Aneurisma Cerebral / Hemorragia Subaracnoideia

Um aneurisma cerebral ou intracraniano corresponde a uma área de uma artéria fragilizada, que resulta no abaulamento ou balonização de parte da parede do vaso. Geralmente, desenvolve-se nas bifurcações das artérias porque, estruturalmente, esta zona é mais vulnerável. Pode surgir, frequentemente, de condições como hipertensão arterial ou aterosclerose (deposição de gordura nas artérias), menos frequentemente de um traumatismo ou de uma infecção do sistema nervoso central ou, raramente, de uma doença congénita. Os aneurismas encontram-se geralmente na base do cérebro, na região do polígono de Willis, numa área chamada espaço subaracnoideu.  A aracnoideia e a pia-mater são as duas membranas mais internas que cobrem o encéfalo. A pia-mater adere à superfície do cérebro, enquanto que a aracnoideia é constituída por tecido conjuntivo com uma estrutura que lembra as teias de aranha. É entre estas duas membranas, no espaço subaracnoideu, que se encontram os grandes vasos cerebrais e, portanto, a maioria dos aneurismas intracranianos. A maior parte dos aneurismas são saculares, assemelhando-se a um balão. A rotura de um aneurisma resulta numa hemorragia subaracnoideia (HSA), em que o sintoma mais frequente e característico é a dor de cabeça súbita e intensa. Os aneurismas variam desde poucos milímetros até vários centímetros. Consideram-se gigantes quando maiores que 2,5 centímetros, sendo estes de risco particularmente acrescido e de difícil tratamento.

Prevalência e Incidência
A estatística mundial varia muito com o país e a demografia. Estima-se que cerca de 5% da população seja portadora de um aneurisma cerebral não roto, com uma taxa anual de rotura de cerca de 2%. Ocorrem cerca de 12 casos de HSA aneurismática por cada 100.000 habitantes por ano.

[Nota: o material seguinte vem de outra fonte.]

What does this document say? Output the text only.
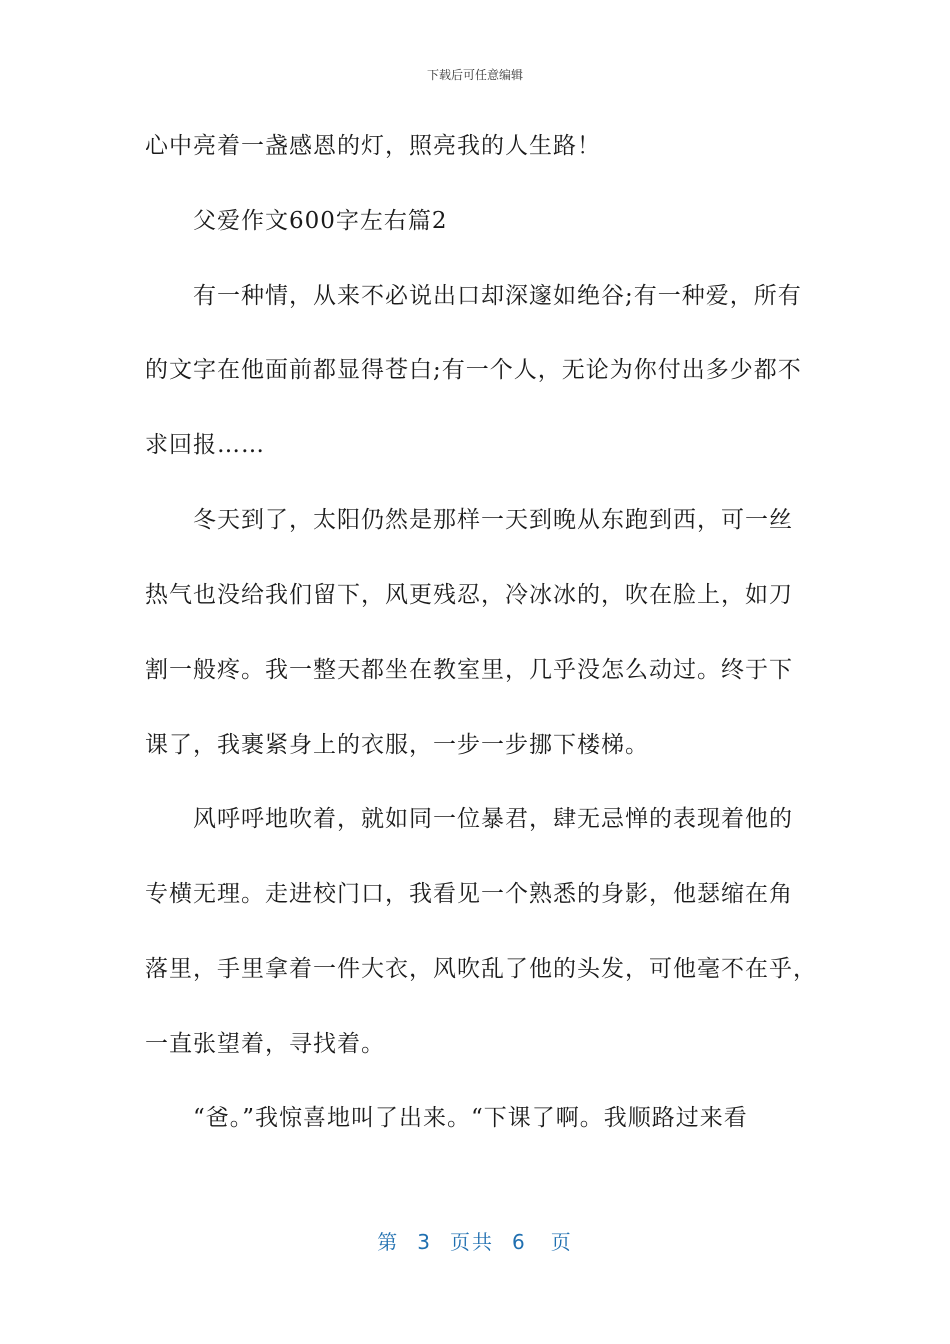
下载后可任意编辑
心中亮着一盏感恩的灯，照亮我的人生路！
父爱作文600字左右篇2
有一种情，从来不必说出口却深邃如绝谷;有一种爱，所有
的文字在他面前都显得苍白;有一个人，无论为你付出多少都不
求回报……
冬天到了，太阳仍然是那样一天到晚从东跑到西，可一丝
热气也没给我们留下，风更残忍，冷冰冰的，吹在脸上，如刀
割一般疼。我一整天都坐在教室里，几乎没怎么动过。终于下
课了，我裹紧身上的衣服，一步一步挪下楼梯。
风呼呼地吹着，就如同一位暴君，肆无忌惮的表现着他的
专横无理。走进校门口，我看见一个熟悉的身影，他瑟缩在角
落里，手里拿着一件大衣，风吹乱了他的头发，可他毫不在乎，
一直张望着，寻找着。
“爸。”我惊喜地叫了出来。“下课了啊。我顺路过来看
第 3 页共 6 页
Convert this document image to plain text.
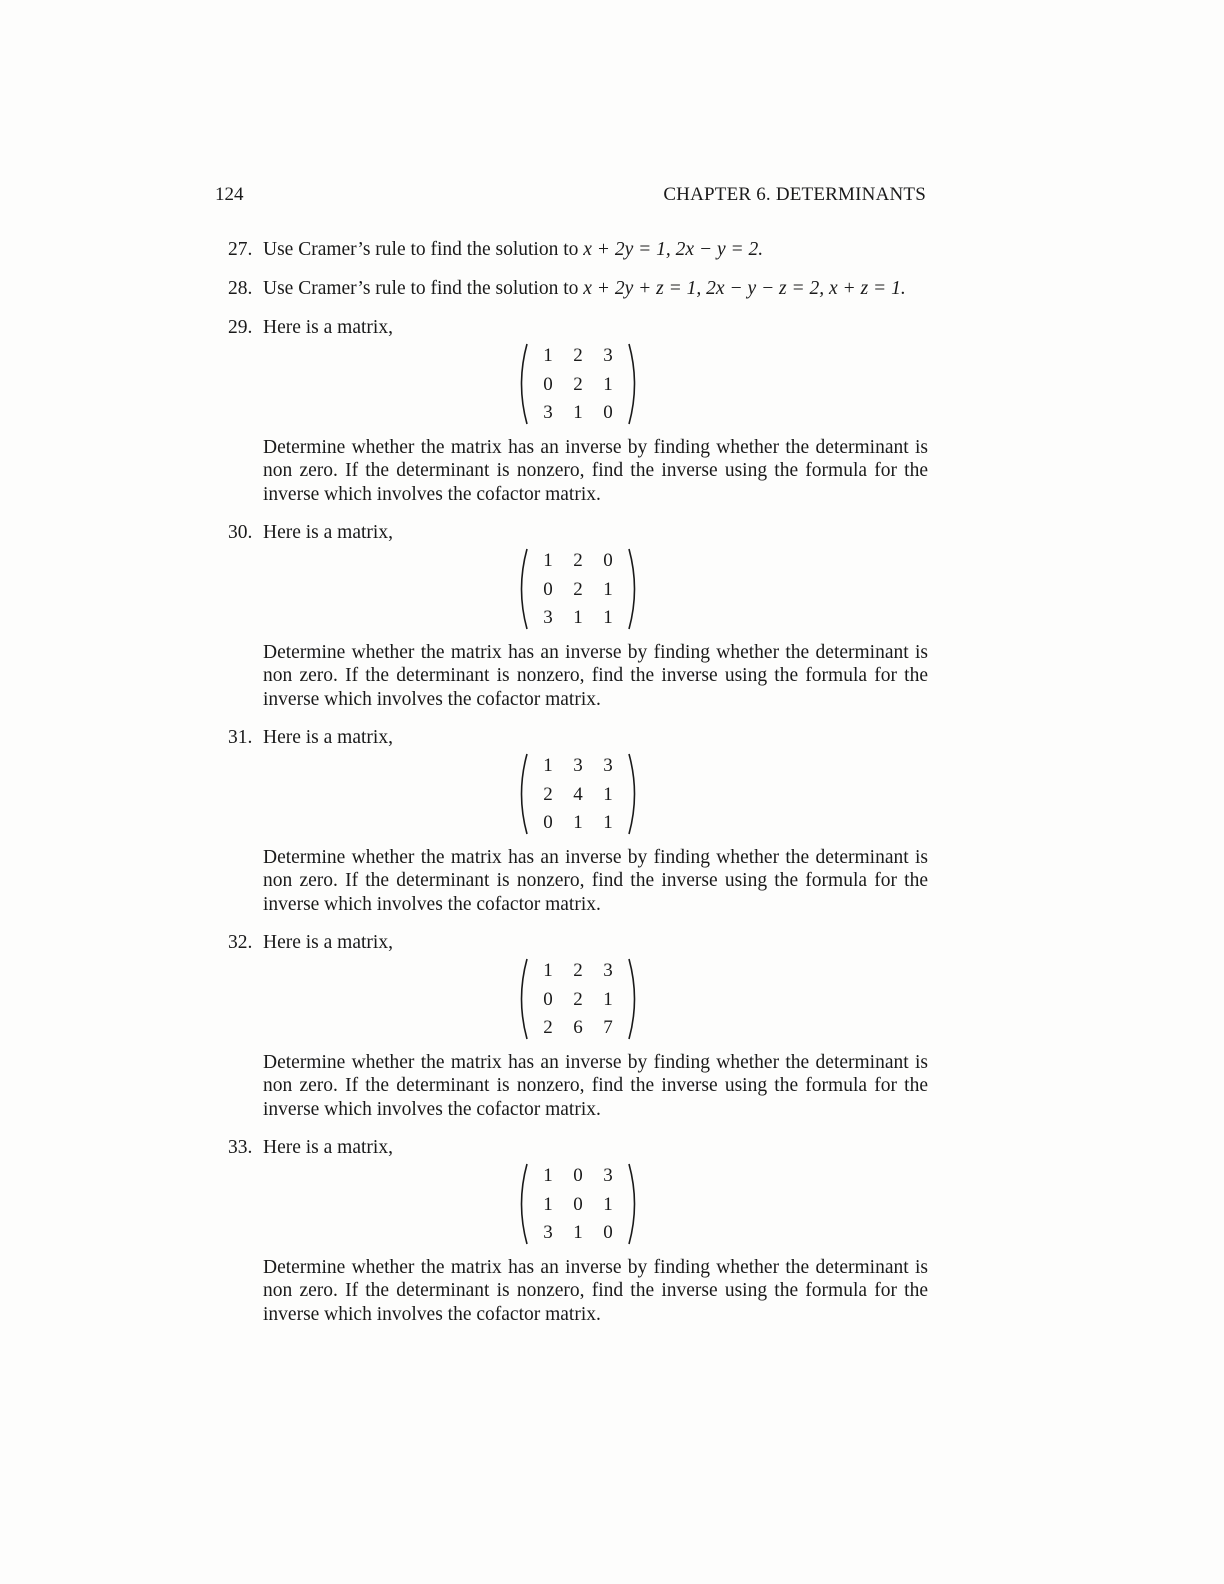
124	CHAPTER 6. DETERMINANTS
27. Use Cramer’s rule to find the solution to x + 2y = 1, 2x − y = 2.
28. Use Cramer’s rule to find the solution to x + 2y + z = 1, 2x − y − z = 2, x + z = 1.
29. Here is a matrix,
1	2	3
0	2	1
3	1	0
Determine whether the matrix has an inverse by finding whether the determinant is non zero. If the determinant is nonzero, find the inverse using the formula for the inverse which involves the cofactor matrix.
30. Here is a matrix,
1	2	0
0	2	1
3	1	1
Determine whether the matrix has an inverse by finding whether the determinant is non zero. If the determinant is nonzero, find the inverse using the formula for the inverse which involves the cofactor matrix.
31. Here is a matrix,
1	3	3
2	4	1
0	1	1
Determine whether the matrix has an inverse by finding whether the determinant is non zero. If the determinant is nonzero, find the inverse using the formula for the inverse which involves the cofactor matrix.
32. Here is a matrix,
1	2	3
0	2	1
2	6	7
Determine whether the matrix has an inverse by finding whether the determinant is non zero. If the determinant is nonzero, find the inverse using the formula for the inverse which involves the cofactor matrix.
33. Here is a matrix,
1	0	3
1	0	1
3	1	0
Determine whether the matrix has an inverse by finding whether the determinant is non zero. If the determinant is nonzero, find the inverse using the formula for the inverse which involves the cofactor matrix.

Surgem em qualquer idade, mas a incidência aumenta depois dos 25 anos, sendo mais prevalente entre os 50 e 60 anos e 3 vezes mais nas mulheres. Estima-se que dois terços das pessoas que sofrem rotura de um aneurisma sobrevivem e, destas, 50% ficam sem quaisquer défices físicos permanentes. A re-hemorragia ocorre em cerca de 20% dos casos nos primeiros 14 dias após a rotura inicial.

Factores de Risco
•    Hipertensão
•    Tabaco
•    Diabetes
•    Consumo excessivo de álcool
•    Consumo de cocaína
•    Predisposição genética

Sinais e Sintomas
O sintoma mais comum da hemorragia subaracnoideia é uma dor de cabeça súbita e intensa, descrita como a ‘pior dor de cabeça da vida’. Muitos doentes não apresentam outras queixas mas vómitos, rigidez da nuca, confusão mental, alterações visuais, convulsões, diminuição da força num dos lados do corpo ou coma podem surgir associados.

Exames Diagnósticos
O prognóstico de um doente tratado com um aneurisma não roto é muito melhor o de um doente com um aneurisma roto. Nestes é desejável um tratamento precoce pelo que, a avaliação imagiológica em doentes com hipótese diagnóstica de aneurisma cerebral é essencial. A Tomografia Computorizada (TC/TAC) faz o diagnóstico de HSA na grande maioria dos casos. Ocasionalmente, é necessária a colheita de líquido céfalo-raquidiano através de uma punção lombar (PL) para confirmação deste diagnóstico. Posteriormente, o diagnóstico de aneurisma pode ser feito por angio-TC (TAC), por angio-RM (Ressonância Magnética) ou por angiografia convencional. Embora este último continue a ser considerado o ‘gold standard’, a visualização dos vasos cerebrais por TAC ou RM para o diagnóstico de aneurisma é cada vez mais utilizada em muitos Centros por serem exames não invasivos e fiáveis.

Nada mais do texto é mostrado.